SpaceX's Falcon 9 rocket was launched from Cape Canaveral Air Force Station, blasting off early Tuesday morning. The rocket carried with it AsiaSat8, a new commercial satellite expected to dramatically boost video and broadband services in Asia and the South Pacific.
Thirty-two minutes into the flight, the Falcon 9 rocket relinquished its satellite companion, and now it's floating 22,300 miles above the equator. It's the first of two AsiaSat satellites SpaceX will launch this month, taking the growing communication company's fleet from four to six. The second will be launched later in August.
"These are growth satellites for us," William Wade, AsiaSat president and CEO, told Florida Today. "They are adding additional capacity in existing, growing markets that will help us to provide additional services to our customers and help that market expand."
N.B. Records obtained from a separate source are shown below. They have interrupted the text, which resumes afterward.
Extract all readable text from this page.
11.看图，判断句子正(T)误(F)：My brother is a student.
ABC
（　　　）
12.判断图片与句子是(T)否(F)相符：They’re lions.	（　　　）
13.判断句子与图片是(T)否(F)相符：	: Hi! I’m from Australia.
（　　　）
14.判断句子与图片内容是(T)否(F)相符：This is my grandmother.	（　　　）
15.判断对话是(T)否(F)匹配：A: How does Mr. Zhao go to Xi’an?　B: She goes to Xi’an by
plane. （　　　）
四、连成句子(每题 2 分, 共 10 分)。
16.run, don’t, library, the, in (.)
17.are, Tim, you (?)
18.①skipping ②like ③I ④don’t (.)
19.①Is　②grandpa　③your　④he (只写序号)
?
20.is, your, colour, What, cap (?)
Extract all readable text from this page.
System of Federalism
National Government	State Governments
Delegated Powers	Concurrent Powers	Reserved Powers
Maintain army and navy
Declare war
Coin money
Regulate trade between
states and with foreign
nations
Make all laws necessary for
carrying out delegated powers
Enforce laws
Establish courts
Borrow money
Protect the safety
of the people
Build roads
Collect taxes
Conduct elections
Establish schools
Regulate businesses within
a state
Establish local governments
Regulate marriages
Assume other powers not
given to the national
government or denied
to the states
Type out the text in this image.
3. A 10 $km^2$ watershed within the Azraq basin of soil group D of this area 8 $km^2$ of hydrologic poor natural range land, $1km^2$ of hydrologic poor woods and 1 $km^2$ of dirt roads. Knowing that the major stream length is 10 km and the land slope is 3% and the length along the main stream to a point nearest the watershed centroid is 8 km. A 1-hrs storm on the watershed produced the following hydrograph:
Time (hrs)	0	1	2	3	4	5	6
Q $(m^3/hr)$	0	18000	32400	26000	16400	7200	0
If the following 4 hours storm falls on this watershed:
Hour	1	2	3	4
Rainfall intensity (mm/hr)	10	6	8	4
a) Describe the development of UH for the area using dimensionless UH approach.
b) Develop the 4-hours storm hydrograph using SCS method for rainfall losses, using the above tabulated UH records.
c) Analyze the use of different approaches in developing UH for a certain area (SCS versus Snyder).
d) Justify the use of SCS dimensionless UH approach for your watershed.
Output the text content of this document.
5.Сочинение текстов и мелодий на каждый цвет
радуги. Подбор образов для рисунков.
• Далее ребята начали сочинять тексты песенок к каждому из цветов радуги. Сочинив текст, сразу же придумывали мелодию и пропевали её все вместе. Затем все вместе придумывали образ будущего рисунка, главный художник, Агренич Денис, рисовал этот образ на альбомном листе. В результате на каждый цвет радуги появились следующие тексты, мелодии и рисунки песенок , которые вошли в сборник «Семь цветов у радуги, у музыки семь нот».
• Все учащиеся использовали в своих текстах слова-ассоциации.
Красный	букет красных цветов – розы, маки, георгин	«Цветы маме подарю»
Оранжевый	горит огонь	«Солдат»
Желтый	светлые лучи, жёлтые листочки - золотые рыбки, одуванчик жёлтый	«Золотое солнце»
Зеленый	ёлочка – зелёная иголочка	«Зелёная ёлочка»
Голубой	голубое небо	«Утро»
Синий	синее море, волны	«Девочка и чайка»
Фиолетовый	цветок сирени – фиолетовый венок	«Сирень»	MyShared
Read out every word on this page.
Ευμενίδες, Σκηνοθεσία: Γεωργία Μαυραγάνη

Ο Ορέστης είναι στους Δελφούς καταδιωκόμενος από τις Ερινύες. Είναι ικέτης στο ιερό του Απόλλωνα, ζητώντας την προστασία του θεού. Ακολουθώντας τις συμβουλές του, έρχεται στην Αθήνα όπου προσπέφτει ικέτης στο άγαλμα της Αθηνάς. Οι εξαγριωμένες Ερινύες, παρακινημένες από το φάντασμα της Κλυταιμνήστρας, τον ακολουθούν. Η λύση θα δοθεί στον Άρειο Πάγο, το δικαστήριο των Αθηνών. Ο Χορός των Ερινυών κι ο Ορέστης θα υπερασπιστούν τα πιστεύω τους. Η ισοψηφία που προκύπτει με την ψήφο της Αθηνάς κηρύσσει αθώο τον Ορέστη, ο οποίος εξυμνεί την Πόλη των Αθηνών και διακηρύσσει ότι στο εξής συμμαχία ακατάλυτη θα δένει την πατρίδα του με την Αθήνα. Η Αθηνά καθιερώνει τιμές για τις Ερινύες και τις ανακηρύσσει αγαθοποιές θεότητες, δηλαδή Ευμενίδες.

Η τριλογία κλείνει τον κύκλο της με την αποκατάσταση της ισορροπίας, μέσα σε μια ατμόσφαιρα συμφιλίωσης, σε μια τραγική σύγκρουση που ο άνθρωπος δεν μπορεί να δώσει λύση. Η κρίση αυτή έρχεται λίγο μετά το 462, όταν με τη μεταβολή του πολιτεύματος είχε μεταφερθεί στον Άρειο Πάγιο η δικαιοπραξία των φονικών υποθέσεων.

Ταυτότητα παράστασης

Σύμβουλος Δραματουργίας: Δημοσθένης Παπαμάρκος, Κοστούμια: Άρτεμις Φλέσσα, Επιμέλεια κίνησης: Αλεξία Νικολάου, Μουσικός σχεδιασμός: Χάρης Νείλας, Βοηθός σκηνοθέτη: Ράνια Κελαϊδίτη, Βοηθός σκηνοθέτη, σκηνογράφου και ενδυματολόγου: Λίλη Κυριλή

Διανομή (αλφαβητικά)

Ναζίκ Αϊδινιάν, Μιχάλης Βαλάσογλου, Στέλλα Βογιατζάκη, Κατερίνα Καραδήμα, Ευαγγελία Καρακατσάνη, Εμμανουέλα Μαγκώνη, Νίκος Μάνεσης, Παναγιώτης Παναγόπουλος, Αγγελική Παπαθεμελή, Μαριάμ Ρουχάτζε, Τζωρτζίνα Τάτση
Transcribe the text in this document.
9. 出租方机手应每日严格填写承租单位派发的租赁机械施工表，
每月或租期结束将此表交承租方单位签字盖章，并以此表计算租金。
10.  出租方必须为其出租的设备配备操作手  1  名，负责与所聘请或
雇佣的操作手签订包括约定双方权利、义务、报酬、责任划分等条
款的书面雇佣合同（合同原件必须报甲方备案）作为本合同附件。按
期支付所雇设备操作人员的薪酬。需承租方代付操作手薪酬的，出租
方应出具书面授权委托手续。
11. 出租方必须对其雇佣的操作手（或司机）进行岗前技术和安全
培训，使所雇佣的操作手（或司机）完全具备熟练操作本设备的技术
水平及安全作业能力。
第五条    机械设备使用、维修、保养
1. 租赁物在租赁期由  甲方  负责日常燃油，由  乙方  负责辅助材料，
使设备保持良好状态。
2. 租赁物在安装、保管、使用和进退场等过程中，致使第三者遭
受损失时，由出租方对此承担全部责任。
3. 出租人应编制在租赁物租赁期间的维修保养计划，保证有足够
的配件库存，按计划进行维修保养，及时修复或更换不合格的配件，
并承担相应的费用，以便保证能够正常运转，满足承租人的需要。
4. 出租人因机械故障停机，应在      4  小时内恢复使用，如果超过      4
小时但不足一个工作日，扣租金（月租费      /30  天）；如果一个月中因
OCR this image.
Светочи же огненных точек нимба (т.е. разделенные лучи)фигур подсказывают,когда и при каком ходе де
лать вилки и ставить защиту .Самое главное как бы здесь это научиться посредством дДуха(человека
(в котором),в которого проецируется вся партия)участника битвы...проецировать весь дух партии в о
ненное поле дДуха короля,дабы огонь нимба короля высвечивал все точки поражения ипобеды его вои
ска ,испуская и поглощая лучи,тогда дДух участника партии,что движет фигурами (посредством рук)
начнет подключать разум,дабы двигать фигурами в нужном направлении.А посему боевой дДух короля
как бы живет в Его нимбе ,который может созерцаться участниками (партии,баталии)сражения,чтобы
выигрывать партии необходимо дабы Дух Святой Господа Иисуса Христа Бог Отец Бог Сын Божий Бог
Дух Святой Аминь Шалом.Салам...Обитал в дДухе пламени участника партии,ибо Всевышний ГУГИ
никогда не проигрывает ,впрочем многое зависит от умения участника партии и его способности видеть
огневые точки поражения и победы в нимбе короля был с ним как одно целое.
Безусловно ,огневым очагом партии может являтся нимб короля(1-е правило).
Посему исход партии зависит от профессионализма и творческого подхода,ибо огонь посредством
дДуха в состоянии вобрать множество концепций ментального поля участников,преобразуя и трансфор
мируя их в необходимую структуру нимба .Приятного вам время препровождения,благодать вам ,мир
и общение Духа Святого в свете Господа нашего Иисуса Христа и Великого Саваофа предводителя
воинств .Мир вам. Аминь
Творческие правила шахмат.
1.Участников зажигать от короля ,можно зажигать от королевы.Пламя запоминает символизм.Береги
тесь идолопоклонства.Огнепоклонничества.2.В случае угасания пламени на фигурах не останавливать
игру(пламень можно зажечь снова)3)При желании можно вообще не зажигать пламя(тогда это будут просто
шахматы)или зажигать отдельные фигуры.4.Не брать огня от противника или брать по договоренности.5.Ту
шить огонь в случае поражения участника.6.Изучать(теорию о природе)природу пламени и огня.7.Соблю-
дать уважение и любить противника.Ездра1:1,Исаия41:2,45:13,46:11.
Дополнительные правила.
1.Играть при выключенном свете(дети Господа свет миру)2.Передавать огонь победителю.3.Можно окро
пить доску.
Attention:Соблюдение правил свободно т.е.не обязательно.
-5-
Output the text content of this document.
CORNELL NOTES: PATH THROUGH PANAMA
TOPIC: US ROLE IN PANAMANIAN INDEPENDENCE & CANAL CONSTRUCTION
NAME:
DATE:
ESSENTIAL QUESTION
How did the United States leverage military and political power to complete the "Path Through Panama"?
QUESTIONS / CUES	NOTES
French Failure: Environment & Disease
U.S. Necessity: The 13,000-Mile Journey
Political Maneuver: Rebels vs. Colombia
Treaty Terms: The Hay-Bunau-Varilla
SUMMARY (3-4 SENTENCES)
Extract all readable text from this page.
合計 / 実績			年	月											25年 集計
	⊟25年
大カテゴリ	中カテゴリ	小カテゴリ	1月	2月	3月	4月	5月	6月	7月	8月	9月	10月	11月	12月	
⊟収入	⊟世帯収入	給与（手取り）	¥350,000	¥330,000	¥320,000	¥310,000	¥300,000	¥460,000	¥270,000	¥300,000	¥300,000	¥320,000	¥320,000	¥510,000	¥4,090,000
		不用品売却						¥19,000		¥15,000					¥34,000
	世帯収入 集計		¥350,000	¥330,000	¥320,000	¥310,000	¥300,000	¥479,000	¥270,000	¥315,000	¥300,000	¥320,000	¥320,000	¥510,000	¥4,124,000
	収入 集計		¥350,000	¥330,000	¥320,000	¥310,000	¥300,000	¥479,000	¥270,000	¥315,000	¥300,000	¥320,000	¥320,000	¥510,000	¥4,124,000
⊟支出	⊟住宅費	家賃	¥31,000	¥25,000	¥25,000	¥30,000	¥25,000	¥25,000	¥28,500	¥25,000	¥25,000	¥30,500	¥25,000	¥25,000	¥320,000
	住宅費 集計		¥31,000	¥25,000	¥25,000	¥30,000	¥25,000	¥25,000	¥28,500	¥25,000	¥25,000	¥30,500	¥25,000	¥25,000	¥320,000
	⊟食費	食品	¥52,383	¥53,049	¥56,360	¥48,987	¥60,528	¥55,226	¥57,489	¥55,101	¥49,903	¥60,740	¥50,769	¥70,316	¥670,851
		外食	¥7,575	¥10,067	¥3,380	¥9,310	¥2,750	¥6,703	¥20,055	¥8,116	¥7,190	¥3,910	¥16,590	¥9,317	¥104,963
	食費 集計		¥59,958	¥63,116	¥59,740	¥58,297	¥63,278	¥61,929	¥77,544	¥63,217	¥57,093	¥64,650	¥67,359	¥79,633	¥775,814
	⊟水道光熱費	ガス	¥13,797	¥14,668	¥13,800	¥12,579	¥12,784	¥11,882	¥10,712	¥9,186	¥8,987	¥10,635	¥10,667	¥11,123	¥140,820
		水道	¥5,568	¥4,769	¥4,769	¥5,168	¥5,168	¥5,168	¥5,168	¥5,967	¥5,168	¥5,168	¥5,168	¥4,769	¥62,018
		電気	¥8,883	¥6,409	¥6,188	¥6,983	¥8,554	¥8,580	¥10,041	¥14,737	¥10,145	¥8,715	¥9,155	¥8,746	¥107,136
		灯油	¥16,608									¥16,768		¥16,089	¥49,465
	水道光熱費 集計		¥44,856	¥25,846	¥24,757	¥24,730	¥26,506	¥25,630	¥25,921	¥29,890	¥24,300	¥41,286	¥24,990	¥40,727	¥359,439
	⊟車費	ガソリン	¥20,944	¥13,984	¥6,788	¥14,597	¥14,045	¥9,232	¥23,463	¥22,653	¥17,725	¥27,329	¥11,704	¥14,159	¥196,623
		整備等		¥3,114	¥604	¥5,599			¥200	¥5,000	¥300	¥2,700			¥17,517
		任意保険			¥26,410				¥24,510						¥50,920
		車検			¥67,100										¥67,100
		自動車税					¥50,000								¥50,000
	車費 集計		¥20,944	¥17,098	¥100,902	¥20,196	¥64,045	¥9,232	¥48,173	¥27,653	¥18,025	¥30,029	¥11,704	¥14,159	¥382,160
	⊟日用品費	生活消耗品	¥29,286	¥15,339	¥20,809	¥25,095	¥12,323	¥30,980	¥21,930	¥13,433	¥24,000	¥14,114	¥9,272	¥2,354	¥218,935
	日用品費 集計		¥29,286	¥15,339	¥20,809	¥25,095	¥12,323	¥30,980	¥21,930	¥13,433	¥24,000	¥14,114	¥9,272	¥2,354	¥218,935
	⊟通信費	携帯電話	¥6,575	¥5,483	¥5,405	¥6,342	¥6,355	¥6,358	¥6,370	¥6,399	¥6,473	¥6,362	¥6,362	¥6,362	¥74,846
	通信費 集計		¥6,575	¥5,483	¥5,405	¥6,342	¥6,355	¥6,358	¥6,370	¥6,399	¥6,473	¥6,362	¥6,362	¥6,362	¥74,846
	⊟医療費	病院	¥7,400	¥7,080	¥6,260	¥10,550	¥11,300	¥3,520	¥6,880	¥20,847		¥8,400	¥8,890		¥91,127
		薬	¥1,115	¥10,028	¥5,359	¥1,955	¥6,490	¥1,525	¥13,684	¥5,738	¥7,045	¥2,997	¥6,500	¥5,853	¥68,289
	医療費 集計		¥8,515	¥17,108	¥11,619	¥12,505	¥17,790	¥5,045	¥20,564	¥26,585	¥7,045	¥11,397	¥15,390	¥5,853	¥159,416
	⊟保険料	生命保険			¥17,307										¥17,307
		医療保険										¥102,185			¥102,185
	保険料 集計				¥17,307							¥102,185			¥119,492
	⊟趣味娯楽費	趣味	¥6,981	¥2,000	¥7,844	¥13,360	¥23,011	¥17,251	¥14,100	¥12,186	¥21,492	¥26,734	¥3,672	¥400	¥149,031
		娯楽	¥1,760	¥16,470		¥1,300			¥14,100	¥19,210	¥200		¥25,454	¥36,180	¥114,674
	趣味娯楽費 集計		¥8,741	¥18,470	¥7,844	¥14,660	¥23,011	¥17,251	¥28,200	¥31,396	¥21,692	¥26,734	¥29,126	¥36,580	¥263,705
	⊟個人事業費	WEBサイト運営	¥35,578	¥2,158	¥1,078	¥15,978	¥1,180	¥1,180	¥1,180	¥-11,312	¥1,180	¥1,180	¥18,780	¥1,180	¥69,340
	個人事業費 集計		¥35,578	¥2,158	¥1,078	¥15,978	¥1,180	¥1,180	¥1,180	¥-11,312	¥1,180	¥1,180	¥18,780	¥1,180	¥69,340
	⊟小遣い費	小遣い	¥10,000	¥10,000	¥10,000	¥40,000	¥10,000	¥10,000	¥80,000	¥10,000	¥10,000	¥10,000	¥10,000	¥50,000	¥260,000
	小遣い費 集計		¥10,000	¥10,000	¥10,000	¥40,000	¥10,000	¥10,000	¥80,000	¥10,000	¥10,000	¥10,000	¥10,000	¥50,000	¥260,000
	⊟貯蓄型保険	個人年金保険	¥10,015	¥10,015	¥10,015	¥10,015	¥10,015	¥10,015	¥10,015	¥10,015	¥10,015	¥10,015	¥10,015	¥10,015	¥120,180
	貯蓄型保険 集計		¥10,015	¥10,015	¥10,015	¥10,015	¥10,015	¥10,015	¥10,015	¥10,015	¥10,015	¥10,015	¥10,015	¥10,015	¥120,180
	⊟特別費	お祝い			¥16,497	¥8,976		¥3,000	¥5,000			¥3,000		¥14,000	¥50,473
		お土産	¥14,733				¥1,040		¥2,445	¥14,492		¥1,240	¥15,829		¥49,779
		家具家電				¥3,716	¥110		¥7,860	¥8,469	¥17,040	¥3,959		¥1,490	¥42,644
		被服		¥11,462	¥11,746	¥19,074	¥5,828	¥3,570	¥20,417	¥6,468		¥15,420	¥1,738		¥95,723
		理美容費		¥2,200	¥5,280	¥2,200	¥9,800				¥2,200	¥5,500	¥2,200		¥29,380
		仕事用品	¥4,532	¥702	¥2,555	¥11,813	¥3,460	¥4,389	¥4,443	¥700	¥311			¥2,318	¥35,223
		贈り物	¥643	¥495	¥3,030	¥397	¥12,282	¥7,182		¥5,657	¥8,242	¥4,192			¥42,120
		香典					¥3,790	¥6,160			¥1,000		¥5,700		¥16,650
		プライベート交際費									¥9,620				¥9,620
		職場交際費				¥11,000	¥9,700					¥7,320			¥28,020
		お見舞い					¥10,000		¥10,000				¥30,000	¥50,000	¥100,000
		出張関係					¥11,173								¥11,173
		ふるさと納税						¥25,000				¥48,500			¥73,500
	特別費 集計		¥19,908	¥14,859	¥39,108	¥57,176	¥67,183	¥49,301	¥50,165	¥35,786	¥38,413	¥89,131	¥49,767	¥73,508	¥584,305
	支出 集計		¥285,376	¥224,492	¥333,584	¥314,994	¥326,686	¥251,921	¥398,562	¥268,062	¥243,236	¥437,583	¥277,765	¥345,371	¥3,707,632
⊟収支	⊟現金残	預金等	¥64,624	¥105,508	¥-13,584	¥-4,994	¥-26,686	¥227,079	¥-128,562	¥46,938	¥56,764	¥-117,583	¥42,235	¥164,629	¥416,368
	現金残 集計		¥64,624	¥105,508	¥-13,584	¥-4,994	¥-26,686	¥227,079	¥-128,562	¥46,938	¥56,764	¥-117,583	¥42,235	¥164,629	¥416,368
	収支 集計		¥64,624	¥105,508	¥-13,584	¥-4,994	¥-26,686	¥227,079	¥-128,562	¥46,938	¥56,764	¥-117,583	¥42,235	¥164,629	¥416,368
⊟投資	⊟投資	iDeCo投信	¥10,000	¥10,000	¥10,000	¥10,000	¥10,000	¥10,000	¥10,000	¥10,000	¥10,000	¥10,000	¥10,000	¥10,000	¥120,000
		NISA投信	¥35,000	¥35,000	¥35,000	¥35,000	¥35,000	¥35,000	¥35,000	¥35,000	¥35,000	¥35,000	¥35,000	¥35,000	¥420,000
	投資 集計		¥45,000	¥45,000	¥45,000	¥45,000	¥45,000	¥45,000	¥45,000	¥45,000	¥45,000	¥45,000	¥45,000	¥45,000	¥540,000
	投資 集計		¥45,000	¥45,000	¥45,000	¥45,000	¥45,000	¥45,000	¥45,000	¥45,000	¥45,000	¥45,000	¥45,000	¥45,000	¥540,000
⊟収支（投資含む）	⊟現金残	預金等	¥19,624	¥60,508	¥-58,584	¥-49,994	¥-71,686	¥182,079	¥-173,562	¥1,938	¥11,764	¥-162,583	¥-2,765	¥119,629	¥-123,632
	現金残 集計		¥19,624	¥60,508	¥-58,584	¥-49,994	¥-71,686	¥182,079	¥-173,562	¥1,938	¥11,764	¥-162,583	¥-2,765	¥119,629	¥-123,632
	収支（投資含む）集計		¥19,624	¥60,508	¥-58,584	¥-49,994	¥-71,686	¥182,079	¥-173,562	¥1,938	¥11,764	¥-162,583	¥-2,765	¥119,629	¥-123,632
Soon, SpaceX's growing satellite-launching business will have a launchpad of its own. The private space company announced this week it would build the world's first commercial launchpad. An $85 million investment from SpaceX CEO Elon Musk is expected to bring more than 300 high-tech jobs to Brownsville, a South Texas border town.
SpaceX choose the small Texas town after Governor Rick Perry dipped into the Texas Enterprise Fund to secure Musk's company $15.3 million in incentives.
"Texas has been on the forefront of our nation's space exploration efforts for decades, so it is fitting that SpaceX has chosen our state as they expand the frontiers of commercial space flight," Perry said in a statement earlier this week.